Serious illness brought the
young Francis to see the emptiness of his frolicking life as leader of Assisi's
youth. Prayer—lengthy and difficult—led him to a self-emptying
like that of
Christ, climaxed by embracing a leper he met on the road. It symbolized his
complete obedience to what he had heard in prayer: "Francis! Everything you have
loved and desired in the flesh it is your duty to despise and hate, if you wish
to know my will. And when you have begun this, all that now seems sweet and
lovely to you will become intolerable and bitter, but all that you used to avoid
will turn itself to great sweetness and exceeding joy."
From the cross in the
neglected field-chapel of San Damiano, Christ told him, "Francis, go out and
build up my house, for it is nearly falling down." Francis became the totally
poor and humble workman. He must have suspected a
deeper meaning to "build up my house." But he would have been content to be for
the rest of his life the poor "nothing" man actually putting brick on brick in
abandoned chapels. He gave up every material thing he had, piling even his
clothes before his earthly father (who was demanding restitution for Francis'
"gifts" to the poor) so that he would be totally free to say, "Our Father in
heaven." He was, for a time, considered to be a religious "nut," begging from
door to door when he could not get money for his work, bringing sadness or
disgust to the hearts of his former friends, ridicule from the
unthinking.
But genuineness will tell. A
few people began to realize that this man was actually trying to be Christian.
He really believed what Jesus said: "Announce the
kingdom!
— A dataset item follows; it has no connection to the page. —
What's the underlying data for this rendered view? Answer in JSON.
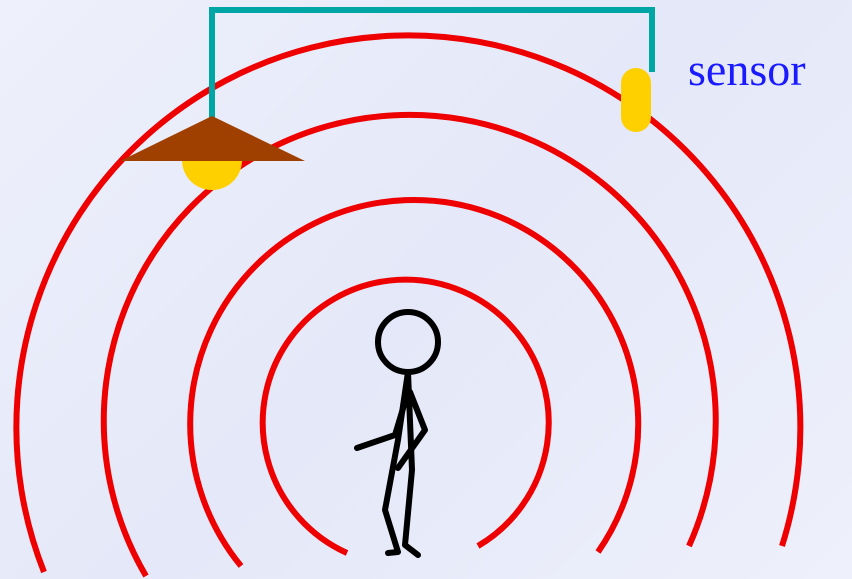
{
  "sensor_label": "sensor"
}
Possess no gold or
silver or copper in your purses, no traveling bag, no sandals, no staff" (see
Luke 9:1-3).
Francis' first rule for his
followers was a collection of texts from the Gospels. He had no idea of founding
an order, but once it began he protected it and accepted all the legal
structures needed to support it. His devotion and loyalty to the Church were
absolute and highly exemplary at a time when various movements of reform tended
to break the Church's unity.
He was torn between a life
devoted entirely to prayer and a life of active preaching of the Good News. He
decided in favor of the latter, but always returned to solitude when he could.
He wanted to be a missionary in Syria or in Africa, but was prevented by
shipwreck and illness in both cases. He did try to convert the sultan of Egypt
during the Fifth Crusade.
During the last years of his
relatively short life (he died at 44) he was half blind and seriously ill. Two
years before his death, he received the stigmata, the real and painful wounds of
Christ in his hands, feet and side.
On his deathbed, he said
over and over again the last addition to his Canticle of the Sun, "Be praised, O
Lord, for our Sister Death." He sang Psalm 141, and at the end asked his
superior to have his clothes removed when the last hour came and for permission
to expire lying naked on the earth, in imitation of his Lord.